September 01, 2017

There are points of similarity between tennis and squash. Both are played with a racket and a ball, and I would suppose that anyone who is good at one of these games wouldn’t be bad at the other. Nevertheless the courts are different and the equipment is different. Roger Federer is a supremely good tennis player—the greatest of all time, in the opinion of his fans. I suppose he might adapt quite well to squash. Yet I’m even more certain that if Federer were to challenge either of the past two World Squash champions, the Egyptian Karim Abdel Gawad or the Frenchman Gregory Gaultier, he would be as much at a loss as McGregor was against Mayweather, while conversely he would beat either of them 6–0, 6–0 on the tennis court.
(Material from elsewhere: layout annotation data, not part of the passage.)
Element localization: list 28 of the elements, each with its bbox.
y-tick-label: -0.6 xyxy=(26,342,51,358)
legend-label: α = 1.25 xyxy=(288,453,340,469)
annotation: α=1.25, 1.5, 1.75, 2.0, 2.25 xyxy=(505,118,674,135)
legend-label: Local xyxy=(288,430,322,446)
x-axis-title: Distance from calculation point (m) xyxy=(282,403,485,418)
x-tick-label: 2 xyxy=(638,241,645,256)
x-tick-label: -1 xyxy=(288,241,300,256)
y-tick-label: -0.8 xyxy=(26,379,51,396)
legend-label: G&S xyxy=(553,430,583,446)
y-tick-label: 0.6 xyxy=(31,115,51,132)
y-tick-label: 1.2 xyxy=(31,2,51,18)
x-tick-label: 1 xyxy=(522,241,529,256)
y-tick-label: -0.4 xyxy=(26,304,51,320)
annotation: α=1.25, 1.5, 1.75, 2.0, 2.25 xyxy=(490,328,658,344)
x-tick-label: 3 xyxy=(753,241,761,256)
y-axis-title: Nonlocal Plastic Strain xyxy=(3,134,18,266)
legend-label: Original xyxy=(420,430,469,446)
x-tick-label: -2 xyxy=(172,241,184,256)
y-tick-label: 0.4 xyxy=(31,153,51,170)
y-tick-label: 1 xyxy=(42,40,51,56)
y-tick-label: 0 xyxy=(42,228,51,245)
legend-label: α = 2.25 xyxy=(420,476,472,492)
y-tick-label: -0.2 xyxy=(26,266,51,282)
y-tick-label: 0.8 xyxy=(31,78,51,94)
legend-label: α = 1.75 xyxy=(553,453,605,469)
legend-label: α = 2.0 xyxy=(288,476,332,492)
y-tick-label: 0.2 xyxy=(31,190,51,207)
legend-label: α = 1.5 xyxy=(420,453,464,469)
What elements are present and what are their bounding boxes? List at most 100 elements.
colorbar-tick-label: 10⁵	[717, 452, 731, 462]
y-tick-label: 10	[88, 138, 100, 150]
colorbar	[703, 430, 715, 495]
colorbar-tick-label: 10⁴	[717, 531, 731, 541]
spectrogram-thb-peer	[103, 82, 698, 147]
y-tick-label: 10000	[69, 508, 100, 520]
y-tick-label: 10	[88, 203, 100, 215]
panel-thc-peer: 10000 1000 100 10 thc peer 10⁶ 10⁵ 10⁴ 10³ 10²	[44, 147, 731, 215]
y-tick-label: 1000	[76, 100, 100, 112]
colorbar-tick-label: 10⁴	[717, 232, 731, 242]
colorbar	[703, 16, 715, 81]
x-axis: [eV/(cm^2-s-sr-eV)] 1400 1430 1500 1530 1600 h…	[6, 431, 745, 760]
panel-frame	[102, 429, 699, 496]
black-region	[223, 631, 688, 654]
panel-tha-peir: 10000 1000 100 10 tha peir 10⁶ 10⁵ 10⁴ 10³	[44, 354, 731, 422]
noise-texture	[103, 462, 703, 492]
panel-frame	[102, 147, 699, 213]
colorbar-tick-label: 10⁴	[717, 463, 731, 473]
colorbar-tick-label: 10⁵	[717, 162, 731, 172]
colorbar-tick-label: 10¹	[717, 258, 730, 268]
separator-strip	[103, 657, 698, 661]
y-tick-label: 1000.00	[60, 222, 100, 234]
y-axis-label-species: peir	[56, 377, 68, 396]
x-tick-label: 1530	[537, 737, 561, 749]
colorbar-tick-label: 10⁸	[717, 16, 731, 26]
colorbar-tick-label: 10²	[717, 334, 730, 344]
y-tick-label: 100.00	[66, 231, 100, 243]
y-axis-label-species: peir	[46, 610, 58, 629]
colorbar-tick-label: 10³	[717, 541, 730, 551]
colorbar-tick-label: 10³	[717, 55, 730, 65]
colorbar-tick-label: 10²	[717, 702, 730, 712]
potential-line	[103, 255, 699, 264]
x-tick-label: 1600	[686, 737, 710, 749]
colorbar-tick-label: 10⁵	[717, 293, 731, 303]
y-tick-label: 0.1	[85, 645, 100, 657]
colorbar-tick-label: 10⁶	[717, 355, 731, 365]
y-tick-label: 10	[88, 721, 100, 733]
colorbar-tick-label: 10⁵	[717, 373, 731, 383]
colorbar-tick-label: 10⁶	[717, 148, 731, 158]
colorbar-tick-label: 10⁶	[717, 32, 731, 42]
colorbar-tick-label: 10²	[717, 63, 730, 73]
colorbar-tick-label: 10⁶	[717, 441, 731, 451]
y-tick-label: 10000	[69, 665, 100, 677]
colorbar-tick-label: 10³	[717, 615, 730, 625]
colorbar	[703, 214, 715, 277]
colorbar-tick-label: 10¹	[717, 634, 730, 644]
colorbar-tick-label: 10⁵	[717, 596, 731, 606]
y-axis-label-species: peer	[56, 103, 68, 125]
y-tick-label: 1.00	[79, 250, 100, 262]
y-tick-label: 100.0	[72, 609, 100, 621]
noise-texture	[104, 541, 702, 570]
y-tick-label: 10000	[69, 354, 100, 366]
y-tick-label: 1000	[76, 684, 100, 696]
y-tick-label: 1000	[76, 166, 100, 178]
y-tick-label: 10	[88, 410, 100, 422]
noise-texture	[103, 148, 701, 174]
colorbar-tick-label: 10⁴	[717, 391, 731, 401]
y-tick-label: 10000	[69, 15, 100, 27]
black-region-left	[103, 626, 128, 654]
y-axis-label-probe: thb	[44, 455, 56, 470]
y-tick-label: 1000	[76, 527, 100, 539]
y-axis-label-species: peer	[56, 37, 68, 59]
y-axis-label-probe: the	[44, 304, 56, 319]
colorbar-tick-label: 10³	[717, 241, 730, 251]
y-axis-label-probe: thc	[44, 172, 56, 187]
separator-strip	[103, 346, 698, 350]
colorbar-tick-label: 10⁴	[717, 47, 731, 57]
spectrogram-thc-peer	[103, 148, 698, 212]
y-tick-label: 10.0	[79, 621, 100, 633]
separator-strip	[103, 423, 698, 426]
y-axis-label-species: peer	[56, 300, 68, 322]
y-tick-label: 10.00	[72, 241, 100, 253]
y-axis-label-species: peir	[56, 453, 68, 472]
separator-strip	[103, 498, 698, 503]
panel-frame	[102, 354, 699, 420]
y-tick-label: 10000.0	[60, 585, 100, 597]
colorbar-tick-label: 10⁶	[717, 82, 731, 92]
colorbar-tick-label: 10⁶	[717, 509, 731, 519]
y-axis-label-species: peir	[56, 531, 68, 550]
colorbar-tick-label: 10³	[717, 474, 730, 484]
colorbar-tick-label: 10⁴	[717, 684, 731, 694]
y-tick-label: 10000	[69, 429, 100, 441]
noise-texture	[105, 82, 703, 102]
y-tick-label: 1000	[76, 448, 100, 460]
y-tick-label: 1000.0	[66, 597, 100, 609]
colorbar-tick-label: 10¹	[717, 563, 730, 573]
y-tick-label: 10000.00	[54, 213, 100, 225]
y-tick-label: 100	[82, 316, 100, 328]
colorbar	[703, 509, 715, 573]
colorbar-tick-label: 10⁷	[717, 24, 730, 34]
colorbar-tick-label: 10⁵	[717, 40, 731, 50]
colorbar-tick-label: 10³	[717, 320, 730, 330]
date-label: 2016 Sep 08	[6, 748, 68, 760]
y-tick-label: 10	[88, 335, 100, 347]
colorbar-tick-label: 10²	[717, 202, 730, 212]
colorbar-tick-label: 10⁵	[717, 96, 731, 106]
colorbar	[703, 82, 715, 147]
There are, of course, numerous examples of people who have excelled at more than one sport, though this is rarer now in these days of more intense specialization. But the point surely is that to match the best in any sport you have to serve an apprenticeship. Conor McGregor might have had a chance to beat Mayweather (though it would still be unlikely) if he had fought several times under boxing’s Queensberry rules. But, of course, he might have lost any of these fights, and even if he hadn’t, the Mayweather fight might have been less of a media affair and therefore a lot less lucrative. As it is, he has made a fortune by engaging in a fight that no reasonable person thought he had much chance of winning. So he can laugh all the way to the bank—as, of course, can Mayweather.